Today, many patterns exist that may be used to implement the key mechanism decisions made for your system. I strongly recommend looking into patterns before you try to "roll your own." Additionally, the concepts of cohesion, closure, and reuse will affect the choices that you make. Robert Martin discusses some of the ramifications of the choice of packages for your system in his book Designing Object-Oriented C++ Applications Using the Booch Method . Although this book uses the Booch notation and process, it is still applicable to the Rational Unified Process and the UML. The bottom line is this: The UML may be used to communicate the strategic decisions made for your system by adding packages and classes to the model to communicate, implement, and document these decisions.

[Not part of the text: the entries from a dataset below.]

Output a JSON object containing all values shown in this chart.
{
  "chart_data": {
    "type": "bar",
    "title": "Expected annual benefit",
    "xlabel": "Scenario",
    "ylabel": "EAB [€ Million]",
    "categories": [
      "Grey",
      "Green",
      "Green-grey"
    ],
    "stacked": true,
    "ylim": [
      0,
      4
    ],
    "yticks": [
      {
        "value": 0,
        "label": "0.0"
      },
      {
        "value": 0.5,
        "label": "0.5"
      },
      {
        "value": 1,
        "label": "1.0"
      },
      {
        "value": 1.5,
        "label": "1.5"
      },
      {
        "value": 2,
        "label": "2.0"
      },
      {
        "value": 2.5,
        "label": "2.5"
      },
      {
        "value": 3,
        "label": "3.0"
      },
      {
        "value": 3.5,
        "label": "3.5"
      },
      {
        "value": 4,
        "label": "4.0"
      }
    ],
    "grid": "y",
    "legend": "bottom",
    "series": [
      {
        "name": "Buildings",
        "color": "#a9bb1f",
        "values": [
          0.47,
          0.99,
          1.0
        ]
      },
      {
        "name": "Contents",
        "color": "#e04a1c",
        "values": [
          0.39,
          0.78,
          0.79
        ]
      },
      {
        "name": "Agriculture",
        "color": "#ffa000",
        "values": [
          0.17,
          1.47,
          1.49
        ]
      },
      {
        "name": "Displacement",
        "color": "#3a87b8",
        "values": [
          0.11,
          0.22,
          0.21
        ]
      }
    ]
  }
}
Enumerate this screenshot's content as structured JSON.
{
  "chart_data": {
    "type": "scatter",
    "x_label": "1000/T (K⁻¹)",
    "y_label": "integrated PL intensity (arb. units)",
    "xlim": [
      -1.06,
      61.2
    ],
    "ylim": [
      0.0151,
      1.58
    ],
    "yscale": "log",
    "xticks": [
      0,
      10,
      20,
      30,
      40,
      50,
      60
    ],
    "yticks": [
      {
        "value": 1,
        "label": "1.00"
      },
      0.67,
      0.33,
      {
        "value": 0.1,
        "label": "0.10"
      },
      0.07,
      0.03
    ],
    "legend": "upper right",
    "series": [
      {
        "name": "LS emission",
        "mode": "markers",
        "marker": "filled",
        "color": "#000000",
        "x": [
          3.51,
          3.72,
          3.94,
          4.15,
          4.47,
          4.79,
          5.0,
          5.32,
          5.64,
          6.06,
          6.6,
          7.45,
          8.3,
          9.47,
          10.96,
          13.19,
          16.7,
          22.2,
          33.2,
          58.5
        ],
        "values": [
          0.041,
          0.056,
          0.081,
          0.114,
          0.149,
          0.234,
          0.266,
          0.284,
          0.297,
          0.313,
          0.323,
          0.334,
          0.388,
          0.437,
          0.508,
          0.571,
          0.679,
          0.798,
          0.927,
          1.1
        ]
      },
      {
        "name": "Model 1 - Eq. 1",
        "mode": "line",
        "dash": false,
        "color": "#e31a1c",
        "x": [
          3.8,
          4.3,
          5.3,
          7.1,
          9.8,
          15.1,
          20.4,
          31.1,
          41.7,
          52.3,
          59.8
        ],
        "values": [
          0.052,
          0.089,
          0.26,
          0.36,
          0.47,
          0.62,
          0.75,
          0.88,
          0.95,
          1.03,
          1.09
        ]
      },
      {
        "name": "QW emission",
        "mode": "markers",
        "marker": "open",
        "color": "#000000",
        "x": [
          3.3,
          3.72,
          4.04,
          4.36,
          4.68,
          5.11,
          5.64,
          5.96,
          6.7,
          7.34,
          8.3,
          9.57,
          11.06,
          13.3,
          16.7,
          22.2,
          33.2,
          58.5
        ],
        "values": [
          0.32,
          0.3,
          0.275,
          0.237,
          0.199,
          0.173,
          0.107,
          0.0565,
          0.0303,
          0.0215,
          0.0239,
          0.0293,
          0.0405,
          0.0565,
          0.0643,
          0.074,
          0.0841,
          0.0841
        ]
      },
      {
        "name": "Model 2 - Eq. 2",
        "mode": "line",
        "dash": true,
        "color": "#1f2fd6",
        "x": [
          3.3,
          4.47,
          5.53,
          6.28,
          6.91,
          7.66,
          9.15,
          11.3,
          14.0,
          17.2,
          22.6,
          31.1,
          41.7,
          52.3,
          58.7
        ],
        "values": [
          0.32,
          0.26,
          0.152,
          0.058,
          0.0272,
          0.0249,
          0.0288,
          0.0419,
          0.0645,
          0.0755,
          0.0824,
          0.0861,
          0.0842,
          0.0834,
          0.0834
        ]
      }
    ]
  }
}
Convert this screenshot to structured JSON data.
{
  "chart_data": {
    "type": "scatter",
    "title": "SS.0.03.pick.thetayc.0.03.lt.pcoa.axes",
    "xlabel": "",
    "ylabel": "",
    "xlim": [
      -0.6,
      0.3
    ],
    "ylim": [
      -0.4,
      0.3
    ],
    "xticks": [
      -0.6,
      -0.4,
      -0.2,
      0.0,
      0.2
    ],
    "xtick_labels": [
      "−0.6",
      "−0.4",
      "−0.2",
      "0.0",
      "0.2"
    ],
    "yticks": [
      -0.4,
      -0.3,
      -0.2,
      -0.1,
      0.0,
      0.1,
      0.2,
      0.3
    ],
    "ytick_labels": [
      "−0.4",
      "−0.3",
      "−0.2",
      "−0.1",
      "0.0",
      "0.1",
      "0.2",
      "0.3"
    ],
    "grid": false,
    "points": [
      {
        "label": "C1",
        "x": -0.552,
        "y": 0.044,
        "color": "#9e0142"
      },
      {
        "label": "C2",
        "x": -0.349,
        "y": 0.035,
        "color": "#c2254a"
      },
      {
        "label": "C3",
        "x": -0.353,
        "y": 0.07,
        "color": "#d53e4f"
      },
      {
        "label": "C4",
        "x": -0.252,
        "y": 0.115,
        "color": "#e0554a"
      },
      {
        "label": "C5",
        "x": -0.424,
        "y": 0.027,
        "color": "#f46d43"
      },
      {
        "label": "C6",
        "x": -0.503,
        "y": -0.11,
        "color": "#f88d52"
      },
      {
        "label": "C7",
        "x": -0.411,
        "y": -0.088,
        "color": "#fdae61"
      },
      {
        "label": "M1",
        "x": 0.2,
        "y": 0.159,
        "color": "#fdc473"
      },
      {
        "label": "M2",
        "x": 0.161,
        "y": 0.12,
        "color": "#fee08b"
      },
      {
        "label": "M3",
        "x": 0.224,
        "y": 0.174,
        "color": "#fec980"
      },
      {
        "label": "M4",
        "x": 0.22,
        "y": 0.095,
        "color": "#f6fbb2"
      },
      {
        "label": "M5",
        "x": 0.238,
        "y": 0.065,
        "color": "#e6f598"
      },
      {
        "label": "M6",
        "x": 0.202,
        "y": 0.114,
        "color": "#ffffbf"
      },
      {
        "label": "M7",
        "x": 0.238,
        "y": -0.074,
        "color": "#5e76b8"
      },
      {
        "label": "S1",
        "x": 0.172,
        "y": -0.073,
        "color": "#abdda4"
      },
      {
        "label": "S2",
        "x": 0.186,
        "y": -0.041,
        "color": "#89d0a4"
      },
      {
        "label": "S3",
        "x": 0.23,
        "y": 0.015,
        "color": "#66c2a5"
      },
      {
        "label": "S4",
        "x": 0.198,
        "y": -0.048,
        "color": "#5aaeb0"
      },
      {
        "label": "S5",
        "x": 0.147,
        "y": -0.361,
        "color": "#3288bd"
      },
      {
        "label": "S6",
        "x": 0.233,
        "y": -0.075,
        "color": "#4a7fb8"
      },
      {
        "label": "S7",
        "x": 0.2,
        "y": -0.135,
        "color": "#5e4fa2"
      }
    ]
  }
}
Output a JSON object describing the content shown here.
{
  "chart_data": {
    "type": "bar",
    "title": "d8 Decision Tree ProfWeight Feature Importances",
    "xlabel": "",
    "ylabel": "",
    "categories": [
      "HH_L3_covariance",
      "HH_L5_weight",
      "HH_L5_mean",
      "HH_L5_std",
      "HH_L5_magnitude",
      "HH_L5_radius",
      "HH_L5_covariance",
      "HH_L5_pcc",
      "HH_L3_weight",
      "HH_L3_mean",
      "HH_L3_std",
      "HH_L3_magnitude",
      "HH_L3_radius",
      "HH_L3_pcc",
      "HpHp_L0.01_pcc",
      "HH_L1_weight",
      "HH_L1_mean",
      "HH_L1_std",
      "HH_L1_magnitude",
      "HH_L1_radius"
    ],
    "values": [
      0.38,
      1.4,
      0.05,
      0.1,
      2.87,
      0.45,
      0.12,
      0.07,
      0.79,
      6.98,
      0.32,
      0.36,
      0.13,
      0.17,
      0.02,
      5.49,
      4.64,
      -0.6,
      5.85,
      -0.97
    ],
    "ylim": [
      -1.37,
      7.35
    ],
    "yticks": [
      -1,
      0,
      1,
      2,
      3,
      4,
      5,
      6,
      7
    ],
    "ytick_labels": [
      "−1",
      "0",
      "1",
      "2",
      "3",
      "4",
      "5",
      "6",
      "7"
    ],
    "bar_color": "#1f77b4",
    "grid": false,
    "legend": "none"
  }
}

Sample Key Mechanisms for the ESU Course Registration Problem
Since most of the development team had prior experience using the C++ language and because this system eventually will be expanded to include other university functionality, C++ is the language of choice by the architecture team. The architecture team also decided that a particular set of graphical user interface (GUI) controls should be used to control the look and feel of the user interface, and therefore, a package called GUI Controls is added to the model. The database persistence strategy chosen by the architecture team is the use of a corresponding database class (shadow class) for each persistent class in the system. Although other strategies that mainly involve the use of inheritance could have been chosen by the team, this strategy was chosen due to the fact that expertise in implementing this method of persistence already existed and the team felt that it had the least amount of risk. A database package containing the shadow classes is added to the model at this time. Additionally, it was decided to make use of the C++ features of catch and throw for exceptions. Rather than have each class be responsible for knowing how to catch and throw exceptions, a package called Error Handling is added to the model. Finally, a set of commercial foundation classes was chosen for this system. The packages representing the key mechanism decisions made for the course registration system are shown in Figure 11-2.
Figure 11-2. ESU Course Registration System
Since the Error Handling package and the Foundations package are used by every other package in the system, they are global packages.